Sunggono dalam arahannya mengingatkan bahwa pengangkatan ini bukan hanya formalitas administratif, melainkan awal dari tanggung jawab profesional yang harus dibuktikan dengan peningkatan kualitas kerja.

Dengan peningkatan pendapatan yang signifikan, maka sudah semestinya dibarengi dengan peningkatan kinerja,” katanya di hadapan para pejabat dan ASN.

Ia menjelaskan bahwa formasi PPPK merupakan bagian dari kebijakan nasional, namun pelaksanaannya di daerah disesuaikan dengan hasil analisis kebutuhan kerja oleh pemerintah kabupaten. Bupati Kukar, menurut Sunggono, telah menyusun formasi tersebut dengan mempertimbangkan efisiensi birokrasi dan kebutuhan riil.

Menjawab harapan pegawai kategori R2 dan R3, yang masih menunggu pengangkatan, Sunggono mengungkapkan bahwa komunikasi dengan Kementerian PAN-RB dan BKN terus diintensifkan agar kewenangan penetapan formasi dapat lebih fleksibel.

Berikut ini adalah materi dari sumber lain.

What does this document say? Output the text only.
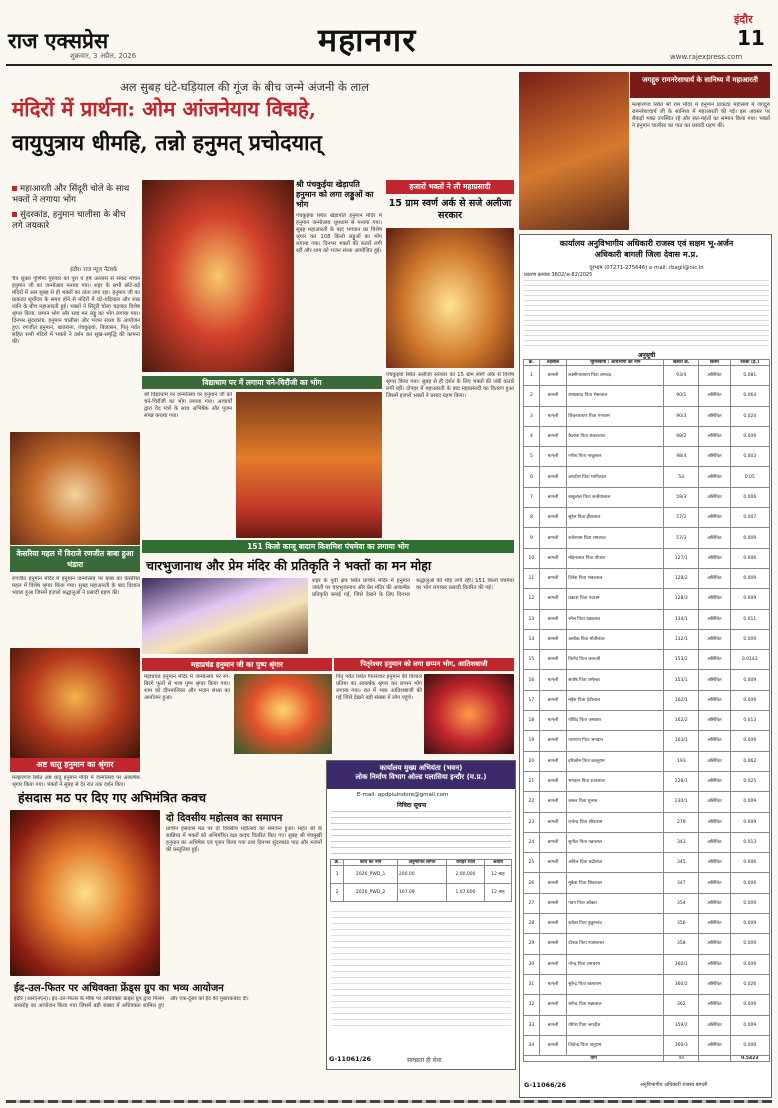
राज एक्सप्रेस
शुक्रवार, 3 अप्रैल, 2026	महानगर
इंदौर
11
www.rajexpress.com
अल सुबह घंटे-घड़ियाल की गूंज के बीच जन्मे अंजनी के लाल
मंदिरों में प्रार्थना: ओम आंजनेयाय विद्महे,
वायुपुत्राय धीमहि, तन्नो हनुमत् प्रचोदयात्
जगद्गुरु रामनरेशाचार्य के सानिध्य में महाआरती
मल्हारगंज स्थित श्री राम मंदिर में हनुमान प्राकट्य महोत्सव में जगद्गुरु रामनरेशाचार्य जी के सानिध्य में महाआरती की गई। इस अवसर पर सैकड़ों भक्त उपस्थित रहे और संत-महंतों का सम्मान किया गया। भक्तों ने हनुमान चालीसा का पाठ कर प्रसादी ग्रहण की।
महाआरती और सिंदूरी चोले के साथ भक्तों ने लगाया भोग
सुंदरकांड, हनुमान चालीसा के बीच लगे जयकारे
इंदौर। राज न्यूज नेटवर्क
चैत्र शुक्ल पूर्णिमा गुरुवार को पूरा व हर्ष उल्लास से संकट मोचन हनुमान जी का जन्मोत्सव मनाया गया। शहर के सभी छोटे-बड़े मंदिरों में अल सुबह से ही भक्तों का तांता लगा रहा। हनुमान जी का प्राकट्य सूर्योदय के समय होने से मंदिरों में घंटे-घड़ियाल और शंख ध्वनि के बीच महाआरती हुई। भक्तों ने सिंदूरी चोला चढ़ाकर विशेष श्रृंगार किया, छप्पन भोग और सवा मन लड्डू का भोग लगाया गया। दिनभर सुंदरकांड, हनुमान चालीसा और भजन संध्या के आयोजन हुए। रणजीत हनुमान, खजराना, पंचकुइया, बिजासन, पितृ पर्वत सहित सभी मंदिरों में भक्तों ने दर्शन कर सुख-समृद्धि की कामना की।
केसरिया महल में विराजे रणजीत बाबा हुआ भंडारा
रणजीत हनुमान मंदिर में हनुमान जन्मोत्सव पर बाबा का केसरिया महल में विशेष श्रृंगार किया गया। सुबह महाआरती के बाद विशाल भंडारा हुआ जिसमें हजारों श्रद्धालुओं ने प्रसादी ग्रहण की।
अष्ट धातु हनुमान का श्रृंगार
मल्हारगंज स्थित अष्ट धातु हनुमान मंदिर में जन्मोत्सव पर आकर्षक श्रृंगार किया गया। भक्तों ने सुबह से देर रात तक दर्शन किए।
श्री पंचकुईया खेड़ापति हनुमान को लगा लड्डुओं का भोग
पंचकुईया स्थित खेड़ापति हनुमान मंदिर में हनुमान जन्मोत्सव धूमधाम से मनाया गया। सुबह महाआरती के बाद भगवान का विशेष श्रृंगार कर 108 किलो लड्डुओं का भोग लगाया गया। दिनभर भक्तों की कतारें लगी रहीं और शाम को भजन संध्या आयोजित हुई।
हजारों भक्तों ने ली महाप्रसादी
15 ग्राम स्वर्ण अर्क से सजे अलीजा सरकार
पंचकुइया स्थित अलीजा सरकार का 15 ग्राम स्वर्ण अर्क से विशेष श्रृंगार किया गया। सुबह से ही दर्शन के लिए भक्तों की लंबी कतारें लगी रहीं। दोपहर में महाआरती के बाद महाप्रसादी का वितरण हुआ जिसमें हजारों भक्तों ने प्रसाद ग्रहण किया।
विद्याधाम पर में लगाया चने-चिरौंजी का भोग
श्री विद्याधाम पर जन्मोत्सव पर हनुमान जी को चने-चिरौंजी का भोग लगाया गया। आचार्यों द्वारा वेद मंत्रों के साथ अभिषेक और पूजन संपन्न कराया गया।
151 किलो काजू बादाम किशमिश पंचमेवा का लगाया भोग
चारभुजानाथ और प्रेम मंदिर की प्रतिकृति ने भक्तों का मन मोहा
शहर के पूर्वी क्षेत्र स्थित प्राचीन मंदिर में हनुमान जयंती पर चारभुजानाथ और प्रेम मंदिर की आकर्षक प्रतिकृति बनाई गई, जिसे देखने के लिए दिनभर श्रद्धालुओं की भीड़ लगी रही। 151 किलो पंचमेवा का भोग लगाकर प्रसादी वितरित की गई।
महाप्रचंड हनुमान जी का पुष्प श्रृंगार
महाप्रचंड हनुमान मंदिर में जन्मोत्सव पर रंग-बिरंगे फूलों से भव्य पुष्प श्रृंगार किया गया। शाम को दीपमालिका और भजन संध्या का आयोजन हुआ।
पितृरेश्वर हनुमान को लगा छप्पन भोग, आतिशबाजी
पितृ पर्वत स्थित पितरेश्वर हनुमान की विशाल प्रतिमा का आकर्षक श्रृंगार कर छप्पन भोग लगाया गया। रात में भव्य आतिशबाजी की गई जिसे देखने बड़ी संख्या में लोग पहुंचे।
हंसदास मठ पर दिए गए अभिमंत्रित कवच
दो दिवसीय महोत्सव का समापन
प्राचीन हंसदास मठ पर दो दिवसीय महोत्सव का समापन हुआ। महंत श्री के सान्निध्य में भक्तों को अभिमंत्रित रक्षा कवच वितरित किए गए। सुबह श्री पंचमुखी हनुमान का अभिषेक एवं पूजन किया गया तथा दिनभर सुंदरकांड पाठ और भजनों की प्रस्तुतियां हुईं।
ईद-उल-फितर पर अधिवक्ता फ्रेंड्स ग्रुप का भव्य आयोजन
इंदौर (आरएनएन)। ईद-उल-फितर के मौके पर अधिवक्ता फ्रेंड्स ग्रुप द्वारा मिलन समारोह का आयोजन किया गया जिसमें बड़ी संख्या में अधिवक्ता शामिल हुए और एक-दूसरे को ईद की मुबारकबाद दी।
कार्यालय मुख्य अभियंता (भवन)
लोक निर्माण विभाग ओल्ड पलासिया इन्दौर (म.प्र.)
E-mail: apdpiuindore@gmail.com
निविदा सूचना
क्र.	कार्य का नाम	अनुमानित लागत	धरोहर राशि	अवधि
1	2026_PWD_1	200.00	2,00,000	12 माह
2	2026_PWD_2	107.09	1,07,600	12 माह
G-11061/26	स्वच्छता ही सेवा
कार्यालय अनुविभागीय अधिकारी राजस्व एवं सक्षम भू-अर्जन
अधिकारी बागली जिला देवास म.प्र.
दूरभाष (07271-275646) e-mail: rbagli@nic.in
प्रकरण क्रमांक 3602/अ-82/2025
अनुसूची
क्र.	तहसील	भूमिस्वामी / अधिभोगी का नाम	खसरा क्र.	किस्म	रकबा (हे.)
1	बागली	लक्ष्मीनारायण पिता रामचंद्र	93/4	असिंचित	0.081
2	बागली	रामप्रसाद पिता भेरूलाल	90/1	असिंचित	0.064
3	बागली	शिवनारायण पिता गंगाराम	90/3	असिंचित	0.024
4	बागली	कैलाश पिता शंकरलाल	98/2	असिंचित	0.009
5	बागली	गणेश पिता नाथूलाल	98/4	असिंचित	0.003
6	बागली	जगदीश पिता मांगीलाल	54	असिंचित	0.05
7	बागली	बाबूलाल पिता कन्हैयालाल	59/3	असिंचित	0.006
8	बागली	सुरेश पिता हीरालाल	57/2	असिंचित	0.007
9	बागली	राधेश्याम पिता रामलाल	57/3	असिंचित	0.009
10	बागली	मोहनलाल पिता गोपाल	127/1	असिंचित	0.006
11	बागली	दिनेश पिता भंवरलाल	128/2	असिंचित	0.009
12	बागली	प्रकाश पिता नंदराम	128/3	असिंचित	0.009
13	बागली	रमेश पिता धन्नालाल	134/1	असिंचित	0.011
14	बागली	अशोक पिता मोतीलाल	132/1	असिंचित	0.009
15	बागली	विनोद पिता लालजी	153/2	असिंचित	0.0143
16	बागली	संतोष पिता रामेश्वर	153/1	असिंचित	0.009
17	बागली	महेश पिता देवीलाल	162/1	असिंचित	0.009
18	बागली	गोविंद पिता जगन्नाथ	162/2	असिंचित	0.013
19	बागली	नारायण पिता भगवान	163/1	असिंचित	0.009
20	बागली	हरिओम पिता कालूराम	193	असिंचित	0.062
21	बागली	भगवान पिता रतनलाल	228/1	असिंचित	0.025
22	बागली	कमल पिता गुलाब	230/1	असिंचित	0.009
23	बागली	राजेन्द्र पिता सीताराम	279	असिंचित	0.009
24	बागली	सुनील पिता पन्नालाल	343	असिंचित	0.013
25	बागली	अनिल पिता बद्रीलाल	345	असिंचित	0.006
26	बागली	मुकेश पिता शिवलाल	347	असिंचित	0.006
27	बागली	पवन पिता ओंकार	354	असिंचित	0.009
28	बागली	राकेश पिता हुकुमचंद	356	असिंचित	0.009
29	बागली	दीपक पिता श्यामलाल	358	असिंचित	0.009
30	बागली	नरेन्द्र पिता रामचरण	360/1	असिंचित	0.009
31	बागली	सुरेन्द्र पिता बालाराम	360/2	असिंचित	0.026
32	बागली	धर्मेन्द्र पिता मन्नालाल	362	असिंचित	0.009
33	बागली	योगेश पिता जगदीश	359/2	असिंचित	0.009
34	बागली	जितेन्द्र पिता नानूराम	360/3	असिंचित	0.009
योग			44		0.5423
G-11066/26	अनुविभागीय अधिकारी राजस्व बागली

Kita sudah bersurat meminta agar kebijakan pengangkatan R2 dan R3 dapat diserahkan ke daerah. Ini masih kita perjuangkan, dan Bupati terus berkomunikasi agar ada solusi yang terbaik,” ujarnya.

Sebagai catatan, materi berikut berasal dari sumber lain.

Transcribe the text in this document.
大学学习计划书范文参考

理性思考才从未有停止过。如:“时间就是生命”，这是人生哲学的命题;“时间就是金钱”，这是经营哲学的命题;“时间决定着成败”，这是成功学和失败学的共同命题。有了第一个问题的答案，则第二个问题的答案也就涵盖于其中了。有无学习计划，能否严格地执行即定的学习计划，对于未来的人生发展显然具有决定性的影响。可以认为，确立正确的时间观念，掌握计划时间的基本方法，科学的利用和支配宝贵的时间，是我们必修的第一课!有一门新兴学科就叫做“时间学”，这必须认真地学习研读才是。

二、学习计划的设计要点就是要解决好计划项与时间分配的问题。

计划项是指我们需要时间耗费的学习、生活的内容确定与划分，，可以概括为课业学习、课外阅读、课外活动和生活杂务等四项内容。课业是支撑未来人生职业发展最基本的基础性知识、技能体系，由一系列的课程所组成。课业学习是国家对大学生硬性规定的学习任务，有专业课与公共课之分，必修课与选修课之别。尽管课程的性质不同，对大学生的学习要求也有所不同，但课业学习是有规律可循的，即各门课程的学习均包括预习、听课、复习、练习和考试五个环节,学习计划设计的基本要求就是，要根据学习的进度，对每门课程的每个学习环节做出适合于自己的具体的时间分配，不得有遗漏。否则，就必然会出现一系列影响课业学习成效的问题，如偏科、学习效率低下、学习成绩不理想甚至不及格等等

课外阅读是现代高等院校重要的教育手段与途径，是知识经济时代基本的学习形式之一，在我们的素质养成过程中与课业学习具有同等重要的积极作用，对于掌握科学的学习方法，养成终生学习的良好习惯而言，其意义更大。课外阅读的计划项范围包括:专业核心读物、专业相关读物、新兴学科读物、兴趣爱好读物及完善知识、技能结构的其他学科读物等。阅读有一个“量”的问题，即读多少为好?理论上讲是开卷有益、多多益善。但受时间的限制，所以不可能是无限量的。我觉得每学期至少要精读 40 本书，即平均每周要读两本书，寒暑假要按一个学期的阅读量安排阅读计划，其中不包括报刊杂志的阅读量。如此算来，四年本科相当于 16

Sebagai langkah awal, para PPPK akan menandatangani kontrak selama satu tahun. Bila menunjukkan kinerja baik, kontrak tersebut dapat diperpanjang hingga lima tahun. Sunggono menegaskan, evaluasi tidak hanya berlaku bagi PPPK saja, namun juga seluruh pejabat termasuk dirinya.


Kontrak satu tahun dulu. Kalau kinerjanya bagus akan diperpanjang sampai lima tahun. Perlu dipahami, bukan hanya PPPK yang dievaluasi, kami semua, termasuk saya, juga dievaluasi kinerjanya secara rutin,
” tegasnya lagi.

Ia juga menyinggung soal Tunjangan Penambahan Penghasilan (TPP), yang baru diakomodasi bagi PPPK tenaga pendidikan dan kesehatan. Formasi lainnya masih dalam pembahasan, menyesuaikan dengan kemampuan anggaran.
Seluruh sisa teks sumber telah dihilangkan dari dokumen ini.